Un attentat suicide a ôté la vie à près de 30 jeunes socialistes à Suruç dans la ville de Urfa, près de la frontière turco-syrienne. L’attentat contre le Centre Culturel Amara, où logeaient plus de 300 membres de la Fédération des Jeunes Socialistes (SGDF) a eu lieu juste avant leur départ vers Kobane, de l’autre côté de la frontière.
Ces jeunes révolutionnaires avaient quitté Istanbul la veille, pour se présenter comme “les enfants de Gézi”, les enfants du mouvement de protestation qui commençait à Istanbul en juin 2013. En tant que jeunes socialistes révolutionnaires de l’Ouest de la Turquie ils voulaient donner un coup de main à la reconstruction de Kobane.
Dans une vidéo de leur campagne un des jeunes socialistes de SGDF déclarait: « Nous planterons 500 arbres au nom des révolutionnaires morts dans la résistance contre l’EI (l’État islamique) à Kobane. Nous allons planter des fruitiers au nom de Berkin Elvan, mort à 15 ans pendant les protestations à la place Gézi. Nous reconstruirons le musée de la guerre à Kobane, remettrons en état la bibliothèque et la crèche du centre culturel, nous construirons une plaine de jeux et aiderons au dégagement du centre de Kobane. » Les jeunes apportaient des livres, des jouets, des vêtements et des jeunes arbres à planter.
L’État turc bloque sans cesse la solidarité avec Kobane. En automne 2014, des tentes pour accueillir des réfugiés ont été détruites et une chaîne humaine d’activistes pour la paix le long de la frontière a été agressée à coup de grenades lacrymogènes. Alors que les pacifistes et les organisations d’aide ne peuvent entrer à Kobane, il y a de nombreuses observations de membres de l’EI qui passent la frontière dans l’autre sens. Après des mois de combats, la vie à Kobane se réorganise. Des centaines de volontaires provenant de plusieurs pays aident à la reconstruction. La population de Rojava appelle à la solidarité et de nouveaux liens se tissent entre l’Est et l’Ouest de la Turquie, entre le mouvement Kurde et la gauche de la Turquie entière.
Le président Erdogan, à Chypre pour y commémorer l’opération de “paix”, l’invasion turque, à condamné l’attentat et a déclaré qu’il suit l’affaire. Il est pourtant clair que les bus des jeunes socialistes étaient suivis depuis Istanbul par des policiers en civil. Le gouverneur de Urfa a donné l’ordre en juin d’arrêter des journalistes qui lui posaient des questions à propos de la présence de membres de l’IS dans sa ville.
Des attentats de ce type visent les liens de solidarité entre les Turcs de l’Est et de l’Ouest du pays.

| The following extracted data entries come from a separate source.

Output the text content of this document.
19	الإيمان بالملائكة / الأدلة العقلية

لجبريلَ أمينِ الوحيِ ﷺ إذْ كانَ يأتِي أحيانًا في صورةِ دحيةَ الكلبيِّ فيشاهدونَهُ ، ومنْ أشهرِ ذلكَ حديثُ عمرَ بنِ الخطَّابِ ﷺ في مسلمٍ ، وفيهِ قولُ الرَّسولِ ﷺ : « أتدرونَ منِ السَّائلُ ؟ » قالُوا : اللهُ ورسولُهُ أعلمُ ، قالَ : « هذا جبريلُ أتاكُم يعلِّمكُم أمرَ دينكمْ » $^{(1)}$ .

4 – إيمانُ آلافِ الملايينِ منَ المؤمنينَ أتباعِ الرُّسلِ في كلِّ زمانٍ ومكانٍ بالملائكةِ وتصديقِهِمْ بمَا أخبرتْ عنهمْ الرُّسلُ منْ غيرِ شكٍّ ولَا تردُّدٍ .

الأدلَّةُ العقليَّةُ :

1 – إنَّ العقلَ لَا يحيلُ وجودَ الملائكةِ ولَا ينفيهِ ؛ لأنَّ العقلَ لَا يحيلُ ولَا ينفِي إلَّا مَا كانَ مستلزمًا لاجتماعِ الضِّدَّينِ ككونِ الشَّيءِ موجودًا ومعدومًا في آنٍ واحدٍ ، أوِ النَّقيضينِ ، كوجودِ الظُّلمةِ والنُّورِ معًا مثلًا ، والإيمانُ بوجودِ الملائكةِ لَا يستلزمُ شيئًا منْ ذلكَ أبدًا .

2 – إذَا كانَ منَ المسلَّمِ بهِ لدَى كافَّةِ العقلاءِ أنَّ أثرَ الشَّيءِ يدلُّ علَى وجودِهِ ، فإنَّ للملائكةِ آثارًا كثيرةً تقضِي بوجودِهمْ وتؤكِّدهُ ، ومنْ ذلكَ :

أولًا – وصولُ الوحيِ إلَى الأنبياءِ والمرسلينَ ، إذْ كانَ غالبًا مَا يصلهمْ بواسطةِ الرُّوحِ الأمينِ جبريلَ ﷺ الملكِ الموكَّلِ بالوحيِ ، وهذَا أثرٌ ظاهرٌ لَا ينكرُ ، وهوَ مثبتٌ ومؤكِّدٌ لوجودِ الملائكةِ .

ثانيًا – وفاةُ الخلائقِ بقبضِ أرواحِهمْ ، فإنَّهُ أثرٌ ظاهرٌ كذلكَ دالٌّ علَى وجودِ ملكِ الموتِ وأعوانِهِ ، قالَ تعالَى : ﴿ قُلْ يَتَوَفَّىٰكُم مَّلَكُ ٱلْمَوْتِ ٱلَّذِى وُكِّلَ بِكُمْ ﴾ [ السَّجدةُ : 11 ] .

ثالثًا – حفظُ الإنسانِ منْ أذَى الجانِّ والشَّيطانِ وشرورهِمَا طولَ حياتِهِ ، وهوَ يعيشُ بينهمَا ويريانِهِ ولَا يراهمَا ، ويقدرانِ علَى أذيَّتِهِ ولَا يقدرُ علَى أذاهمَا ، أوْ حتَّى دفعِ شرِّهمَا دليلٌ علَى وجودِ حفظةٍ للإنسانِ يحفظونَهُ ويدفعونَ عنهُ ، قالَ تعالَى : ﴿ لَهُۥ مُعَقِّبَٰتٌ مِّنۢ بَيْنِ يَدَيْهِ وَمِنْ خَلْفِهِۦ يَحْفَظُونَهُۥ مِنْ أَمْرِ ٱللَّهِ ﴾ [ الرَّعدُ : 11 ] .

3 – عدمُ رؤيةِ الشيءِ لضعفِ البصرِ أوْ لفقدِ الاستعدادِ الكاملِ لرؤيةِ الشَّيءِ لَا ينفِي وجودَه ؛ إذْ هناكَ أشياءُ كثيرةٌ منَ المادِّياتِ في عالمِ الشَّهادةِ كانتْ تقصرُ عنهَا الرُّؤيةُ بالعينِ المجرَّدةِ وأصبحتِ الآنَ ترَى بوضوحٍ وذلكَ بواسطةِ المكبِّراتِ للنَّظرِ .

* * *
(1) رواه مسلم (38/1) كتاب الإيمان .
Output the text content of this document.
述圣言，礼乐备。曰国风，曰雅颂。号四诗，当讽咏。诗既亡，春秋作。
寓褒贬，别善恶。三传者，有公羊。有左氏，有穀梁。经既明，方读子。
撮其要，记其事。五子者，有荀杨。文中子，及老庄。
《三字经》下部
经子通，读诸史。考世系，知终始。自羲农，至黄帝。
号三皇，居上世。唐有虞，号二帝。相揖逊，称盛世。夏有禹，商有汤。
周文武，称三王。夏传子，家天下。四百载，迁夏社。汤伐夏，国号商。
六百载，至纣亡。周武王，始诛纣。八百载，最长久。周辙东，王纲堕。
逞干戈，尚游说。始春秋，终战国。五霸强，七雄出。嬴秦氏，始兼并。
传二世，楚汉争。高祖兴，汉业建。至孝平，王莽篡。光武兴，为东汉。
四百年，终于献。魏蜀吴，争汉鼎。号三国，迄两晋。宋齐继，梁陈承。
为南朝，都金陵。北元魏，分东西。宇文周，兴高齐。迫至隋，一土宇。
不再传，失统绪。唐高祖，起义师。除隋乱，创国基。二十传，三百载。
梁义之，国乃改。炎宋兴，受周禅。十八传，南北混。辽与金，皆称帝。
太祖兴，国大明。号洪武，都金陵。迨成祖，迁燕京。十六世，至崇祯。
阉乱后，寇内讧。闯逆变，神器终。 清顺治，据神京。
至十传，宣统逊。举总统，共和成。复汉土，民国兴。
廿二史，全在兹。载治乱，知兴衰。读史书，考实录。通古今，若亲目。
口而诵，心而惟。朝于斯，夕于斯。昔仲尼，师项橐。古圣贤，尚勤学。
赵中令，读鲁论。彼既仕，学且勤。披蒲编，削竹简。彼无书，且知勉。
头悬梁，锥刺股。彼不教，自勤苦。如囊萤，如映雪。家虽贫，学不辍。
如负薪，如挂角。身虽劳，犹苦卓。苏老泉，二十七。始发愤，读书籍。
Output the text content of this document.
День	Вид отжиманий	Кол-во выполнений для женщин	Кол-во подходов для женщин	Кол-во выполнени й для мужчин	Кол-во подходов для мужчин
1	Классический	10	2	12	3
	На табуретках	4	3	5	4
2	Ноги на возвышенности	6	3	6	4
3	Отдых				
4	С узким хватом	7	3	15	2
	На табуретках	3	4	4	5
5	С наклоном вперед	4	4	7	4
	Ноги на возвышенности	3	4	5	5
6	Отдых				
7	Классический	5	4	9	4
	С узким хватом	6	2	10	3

Ils visent la solidarité qui transgresse les frontières artificielles. C’est à cause de cela que les services de sûreté sont utilisés contre les activistes qui veulent aider à la reconstruction de Kobane et pas contre les terroristes fondamentalistes.
La communauté internationale doit faire pression sur l’État turc pour qu’il mette fin à son sabotage des actions de solidarité et pour qu’il cesse d’utiliser ses services secrets contre les mouvements sociaux et politiques pacifiques mais bien contre les terroristes fondamentalistes qui trouvent asile en Turquie. Des protestations sont organisées en Turquie et ailleurs.
Ces jeunes socialistes étaient en route pour reconstruire Kobane et y planter une forêt à la mémoire des révolutionnaires qui y sont tombéEs au combat. Il faut maintenant renforcer la solidarité internationale et relever leur drapeau. Comme l’écrivait Ataol Behramoglu* en 1974: « Une nuit, le bourreau se réveille dans son lit et il dit: ‘‘Quel dilemme, Monseigneur! Plus j’en tue, plus ils se multiplient. Mais moi, je dépéris en les tuant’’ ».